The second issue is that about half of those with disclosure logs post their responses in PDFs. These files contain scanned images. So the text can’t be easily extracted. However there are tools which, when used in combination, can yield good results.
In preparation for the next Code The City session I spent two days and a couple of evenings experimenting with different options. Keeping with Iain and Tom’s original approach, and bearing in mind my own slender coding abilities, I looked for Python-based solutions.
In setting up my environment I had several difficulties in getting Tesseract and its dependencies installed. I’d missed that you could, on Ubuntu-based systems use the command:
"sudo apt-get install tesseract-ocr"
(as I’d being trying “sudo apt-get install tesseract” (ie without the -ocr) and it had failed.
Instead, I’d tried downloading the source and compiling that according to these instructions.
(HINT – try at all costs to avoid this option if there is the possibility to use a package manager to do the job). The upshot was that running multipage-ocr.py failed every time due to Tesseract and its many dependencies not being installed properly.
Trying to fix it by installing the pre-packaged option, then trying remove it and reinstall via the apt-get package manager failed several times and took hours to get rid of the manual install and start with a clean installation. As soon as I did the code worked.
So, running it from the command line thus:
python multipage-ocr -i abcde.pdf -o output.txt
So, for the weekend ahead, here are some things I would like for us to look at:
- amending the scraping to work over all eight sites if we can – and look at how this affects the original information request ontology from weekend one.
- grabbing the PDFs and storing them to a temporary location for conversion. The process is quite slow to run and processing a 2 or 3 page document can take some time.
- running the script, not from the command line but using os.system() or similar, passing the parameters
- limiting the OCR to work on only the first two or three pages (max). Note: I saw one Aberdeen City Council PDF which ran to 120 pages! Beyond the first couple of pages the content tends to be of less relevance to the original query – and forms background in some way as far as I can see.

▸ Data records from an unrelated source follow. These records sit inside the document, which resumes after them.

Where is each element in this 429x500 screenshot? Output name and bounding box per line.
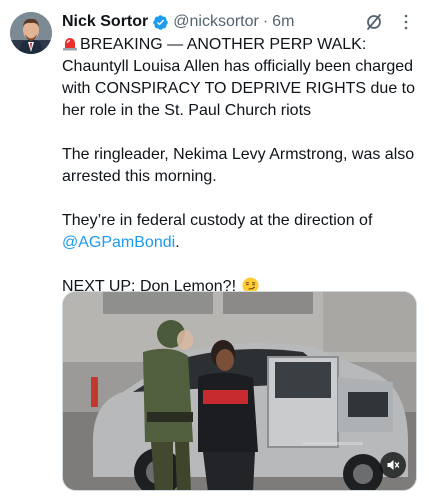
verified-badge-icon xyxy=(152,14,169,31)
tweet-paragraph-1: BREAKING — ANOTHER PERP WALK: Chauntyll … xyxy=(62,34,422,122)
paragraph-1-text: BREAKING — ANOTHER PERP WALK: Chauntyll … xyxy=(62,36,420,119)
author-display-name[interactable]: Nick Sortor xyxy=(62,13,148,31)
separator-dot: · xyxy=(262,13,269,30)
tweet-text: BREAKING — ANOTHER PERP WALK: Chauntyll … xyxy=(62,34,422,298)
tweet[interactable]: Nick Sortor @nicksortor · 6m BREAKING — … xyxy=(0,0,429,500)
tweet-paragraph-2: The ringleader, Nekima Levy Armstrong, w… xyxy=(62,146,419,185)
rotating-light-icon xyxy=(62,35,78,51)
timestamp[interactable]: 6m xyxy=(272,13,294,31)
mute-toggle-button[interactable] xyxy=(380,452,406,478)
tweet-header: Nick Sortor @nicksortor · 6m xyxy=(62,12,422,32)
paragraph-3-prefix: They’re in federal custody at the direct… xyxy=(62,212,377,229)
avatar-image xyxy=(10,12,52,54)
muted-speaker-icon xyxy=(386,458,400,472)
author-handle[interactable]: @nicksortor xyxy=(173,13,259,31)
more-icon[interactable] xyxy=(396,12,416,32)
avatar[interactable] xyxy=(10,12,52,54)
tweet-paragraph-3: They’re in federal custody at the direct… xyxy=(62,210,422,254)
tweet-video[interactable] xyxy=(62,291,417,491)
video-frame xyxy=(63,292,416,490)
paragraph-3-suffix: . xyxy=(175,234,180,251)
mention-link[interactable]: @AGPamBondi xyxy=(62,234,175,251)
grok-icon[interactable] xyxy=(364,12,384,32)
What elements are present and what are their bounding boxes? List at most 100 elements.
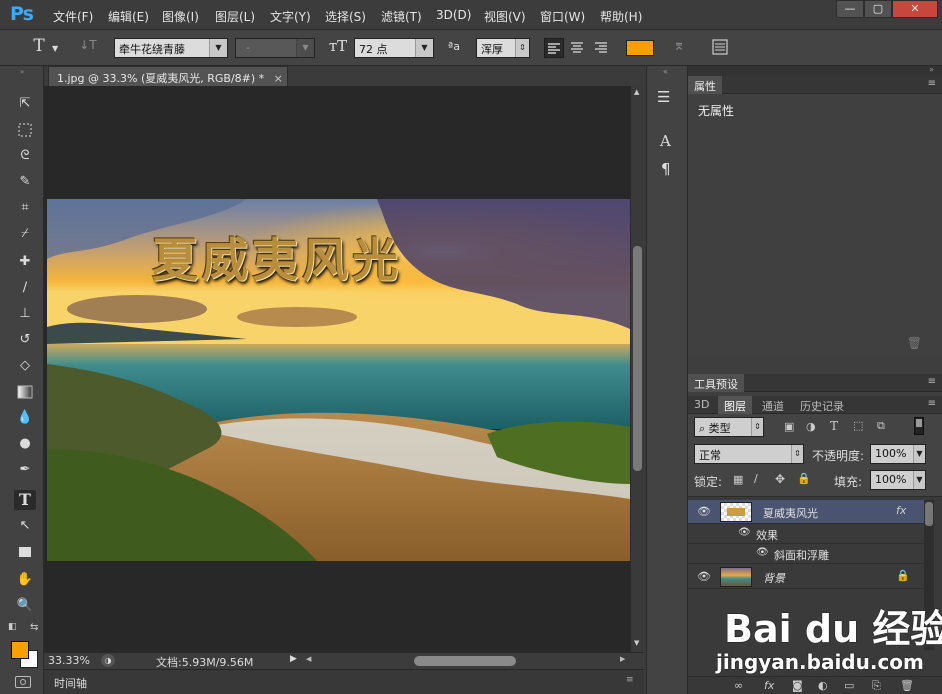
delete-layer-icon[interactable]: 🗑 xyxy=(900,679,914,692)
adjustment-layer-icon[interactable]: ◐ xyxy=(818,679,828,692)
zoom-level[interactable]: 33.33% xyxy=(48,654,90,667)
crop-tool-icon[interactable]: ⌗ xyxy=(14,198,36,218)
menu-3d[interactable]: 3D(D) xyxy=(436,8,471,22)
tab-layers[interactable]: 图层 xyxy=(718,396,752,414)
menu-window[interactable]: 窗口(W) xyxy=(540,8,585,25)
horizontal-scroll-thumb[interactable] xyxy=(414,656,516,666)
clone-stamp-tool-icon[interactable]: ⊥ xyxy=(14,304,36,324)
menu-filter[interactable]: 滤镜(T) xyxy=(381,8,422,25)
filter-smart-object-icon[interactable]: ⧉ xyxy=(877,419,885,433)
font-style-select[interactable]: - ▼ xyxy=(235,38,315,58)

- convert the multipage-ocr script to not (just) output to a txt file, but to grab the text as a bag of words, remove stop words, and store the output in a searchable DB field – associated with the original web pages / links.
- set up some hosting with all database, python scripts with dependencies and a web front end onto it.
- Further options would be to look at for standard structure in the documents and use that to our advantage – and to set up an API onto the gathered data……)
- (* update) – we need to track which FOI responses have already been indexed and only schedule indexing of new ones, and
- ww could use What Do They Know RSS feeds for missing councils https://www.whatdotheyknow.com/body/glasgow_city_council (although this would not be a full set).
And probably a whole pile of stuff that I’ve not yet thought of.
I’m looking forward to seeing how this comes along!